I have learned so much from BLARG, but the most important lesson is to challenge the prevailing notion of community. Like love, people throw this word around detached from the hard work that makes it real. Community rings hollow when there are neighbors crying out for a seat at the table only to be shut out and silenced as witnessed on April 2.
In his defense, the Supervisor claimed that he follows the “majority” because “that’s how democracy works.” This was another chilling comment. The tyranny of the majority drove our founding fathers to create a system of representative democracy, not direct democracy. Minority opinions have a cherished place in our system because every one of us will be in the minority at some point and we need to be protected, not crushed. That is Civics 101. Not only did the Supervisor grossly misrepresent our system of government, but for those attuned to history, he harkened back to darker times of mob rule, where minority voices demanding to be heard were silenced with clubs, dogs and lynchings.
For the good of our community — our entire community — I beg you not to fall for it. Since Friday, I have spoken to many people about what I saw at the meeting. Most did not know who the Supervisor was, or what he did. They were not plugged in, busy with their own lives. Still, every one of them was outraged by the attacks on an environmental justice leader in our community, a black woman, a professor, someone trying to make this town a better place for everyone. This reaction cut across zip code, income, race and political party.
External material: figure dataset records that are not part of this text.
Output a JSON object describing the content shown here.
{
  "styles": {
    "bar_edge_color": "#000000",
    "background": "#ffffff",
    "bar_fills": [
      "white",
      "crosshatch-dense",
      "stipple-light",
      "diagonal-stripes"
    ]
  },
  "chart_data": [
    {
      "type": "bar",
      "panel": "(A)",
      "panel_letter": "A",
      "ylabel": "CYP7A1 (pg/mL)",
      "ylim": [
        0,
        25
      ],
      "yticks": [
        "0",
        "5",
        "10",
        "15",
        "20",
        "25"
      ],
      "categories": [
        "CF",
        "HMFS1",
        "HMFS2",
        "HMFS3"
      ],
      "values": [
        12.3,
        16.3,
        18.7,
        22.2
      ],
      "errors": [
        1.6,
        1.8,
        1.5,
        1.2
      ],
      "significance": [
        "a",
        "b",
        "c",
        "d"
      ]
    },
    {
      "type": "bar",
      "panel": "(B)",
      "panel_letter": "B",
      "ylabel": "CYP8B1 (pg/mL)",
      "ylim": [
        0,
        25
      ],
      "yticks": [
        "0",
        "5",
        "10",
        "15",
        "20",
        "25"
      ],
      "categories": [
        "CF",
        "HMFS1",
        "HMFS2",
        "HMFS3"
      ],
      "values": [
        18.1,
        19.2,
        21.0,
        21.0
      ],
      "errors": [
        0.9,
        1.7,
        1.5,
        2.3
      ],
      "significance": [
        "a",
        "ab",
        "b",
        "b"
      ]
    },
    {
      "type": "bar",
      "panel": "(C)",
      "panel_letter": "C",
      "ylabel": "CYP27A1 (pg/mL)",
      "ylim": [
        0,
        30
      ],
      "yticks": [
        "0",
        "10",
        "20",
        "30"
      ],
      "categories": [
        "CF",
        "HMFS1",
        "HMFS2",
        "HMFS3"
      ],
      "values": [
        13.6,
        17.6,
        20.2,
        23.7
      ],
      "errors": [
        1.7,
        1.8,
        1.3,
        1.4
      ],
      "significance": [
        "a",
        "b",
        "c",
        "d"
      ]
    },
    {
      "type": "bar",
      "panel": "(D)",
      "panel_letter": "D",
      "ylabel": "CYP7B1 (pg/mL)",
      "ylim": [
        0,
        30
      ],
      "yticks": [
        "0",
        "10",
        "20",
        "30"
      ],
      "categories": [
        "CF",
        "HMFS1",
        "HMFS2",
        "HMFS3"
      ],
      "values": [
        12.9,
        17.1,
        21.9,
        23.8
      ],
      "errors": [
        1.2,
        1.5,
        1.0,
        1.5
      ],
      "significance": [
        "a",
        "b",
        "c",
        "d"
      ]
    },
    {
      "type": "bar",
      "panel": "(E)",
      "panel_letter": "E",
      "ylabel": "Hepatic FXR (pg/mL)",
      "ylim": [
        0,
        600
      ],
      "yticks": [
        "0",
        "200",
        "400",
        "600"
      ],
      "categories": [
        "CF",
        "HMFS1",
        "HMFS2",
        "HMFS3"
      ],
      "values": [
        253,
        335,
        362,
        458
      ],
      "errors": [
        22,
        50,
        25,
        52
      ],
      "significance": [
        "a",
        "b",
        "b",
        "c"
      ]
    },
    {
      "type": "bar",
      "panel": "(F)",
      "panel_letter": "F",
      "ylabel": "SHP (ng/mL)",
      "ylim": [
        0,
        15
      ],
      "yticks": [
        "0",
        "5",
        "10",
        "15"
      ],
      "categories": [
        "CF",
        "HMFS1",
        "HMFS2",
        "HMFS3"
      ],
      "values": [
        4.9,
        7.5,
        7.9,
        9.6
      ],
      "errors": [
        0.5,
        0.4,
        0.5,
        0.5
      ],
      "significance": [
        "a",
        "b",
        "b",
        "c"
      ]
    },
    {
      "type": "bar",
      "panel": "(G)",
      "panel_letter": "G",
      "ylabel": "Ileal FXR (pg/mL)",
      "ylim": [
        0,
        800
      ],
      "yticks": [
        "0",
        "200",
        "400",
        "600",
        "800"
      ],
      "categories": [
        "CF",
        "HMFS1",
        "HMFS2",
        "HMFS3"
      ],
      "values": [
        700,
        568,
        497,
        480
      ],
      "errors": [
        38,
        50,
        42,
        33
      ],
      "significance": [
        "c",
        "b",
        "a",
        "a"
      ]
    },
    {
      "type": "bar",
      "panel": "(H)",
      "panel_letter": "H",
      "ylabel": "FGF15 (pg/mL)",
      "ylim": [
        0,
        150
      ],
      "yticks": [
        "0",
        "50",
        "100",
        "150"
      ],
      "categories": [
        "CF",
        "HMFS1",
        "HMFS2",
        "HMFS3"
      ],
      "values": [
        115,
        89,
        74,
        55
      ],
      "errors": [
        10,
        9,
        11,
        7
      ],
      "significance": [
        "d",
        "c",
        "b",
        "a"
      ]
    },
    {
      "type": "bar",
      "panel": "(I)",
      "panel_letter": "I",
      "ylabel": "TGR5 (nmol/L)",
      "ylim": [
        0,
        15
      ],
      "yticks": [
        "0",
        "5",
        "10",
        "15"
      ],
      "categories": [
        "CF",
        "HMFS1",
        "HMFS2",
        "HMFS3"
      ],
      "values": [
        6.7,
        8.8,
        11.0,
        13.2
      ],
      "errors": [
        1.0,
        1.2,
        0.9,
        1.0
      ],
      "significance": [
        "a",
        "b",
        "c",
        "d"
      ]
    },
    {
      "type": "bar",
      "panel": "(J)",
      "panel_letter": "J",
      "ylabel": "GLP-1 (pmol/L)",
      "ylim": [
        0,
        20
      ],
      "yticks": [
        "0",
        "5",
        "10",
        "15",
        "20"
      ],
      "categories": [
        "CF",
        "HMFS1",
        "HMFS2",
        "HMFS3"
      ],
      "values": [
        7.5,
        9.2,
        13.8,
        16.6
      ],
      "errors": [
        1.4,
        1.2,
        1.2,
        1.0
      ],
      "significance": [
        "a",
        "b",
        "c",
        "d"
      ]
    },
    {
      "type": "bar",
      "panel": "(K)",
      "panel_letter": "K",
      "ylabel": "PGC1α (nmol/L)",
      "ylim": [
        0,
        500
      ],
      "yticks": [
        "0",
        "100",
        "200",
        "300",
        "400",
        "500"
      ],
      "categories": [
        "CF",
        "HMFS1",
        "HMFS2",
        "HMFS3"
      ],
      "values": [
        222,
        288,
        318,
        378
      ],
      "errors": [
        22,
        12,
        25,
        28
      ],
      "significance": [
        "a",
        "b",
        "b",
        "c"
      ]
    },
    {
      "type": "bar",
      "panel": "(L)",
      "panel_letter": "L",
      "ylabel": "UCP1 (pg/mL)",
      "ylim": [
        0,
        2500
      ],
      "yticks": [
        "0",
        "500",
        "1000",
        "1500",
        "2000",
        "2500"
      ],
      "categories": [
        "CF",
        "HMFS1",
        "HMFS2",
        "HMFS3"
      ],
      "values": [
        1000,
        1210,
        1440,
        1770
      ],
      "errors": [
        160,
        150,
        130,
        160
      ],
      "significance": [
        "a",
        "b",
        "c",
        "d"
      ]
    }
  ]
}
The April 2 meeting ended with a hot mic moment from the Supervisor. Into his cell phone and unmuted, our elected leader said this of the meeting: “It was all BLARG.” You could hear the disgust and disdain in his voice. BLARG was nothing more than a waste of his time, a fringe group to be avoided (as he has done for eight months), unworthy of a voice.
This was a first for me. I’ve never been part of a group that had to beg and scream to be heard, only to see its leader publicly, personally attacked for it. I have not been one of the disenfranchised, those who have been lied to over and over, who were redlined into a part of town and forced to accept the toxic, noxious Brookhaven Landfill as their neighbor. Even the proposed closing is a slap in the face. They are told it will close when it is full, not in response to their cries for clean air, water and justice. “The distrust is real,” I was told by another BLARG member. It certainly is, and it will only spread after Friday’s call.
The Supervisor has finally agreed to meet with BLARG. If he wants to use this as an opportunity to rebuild trust, I recommend the following:
Please leave the “discredit and divide” tactics at the door.
Come to listen — really listen — especially to the parts you do not want to hear.
Be mindful of your messaging — especially words that have a deeper meaning, that say, “You have no right to speak. Your voice doesn’t matter.”
There may be anger, but instead of reacting, understand the source of the anger. When people are shut out, silenced and discredited for years, anger is the result. I felt this for one short hour on Friday morning, and it left me shaken. Imagine feeling this for a lifetime, for generations.
If the Supervisor approaches the meeting with an open heart and an open mind, with a willingness to step outside of his lived experience, it can be a first step in rebuilding the trust we desperately need to confront and win against this waste crisis.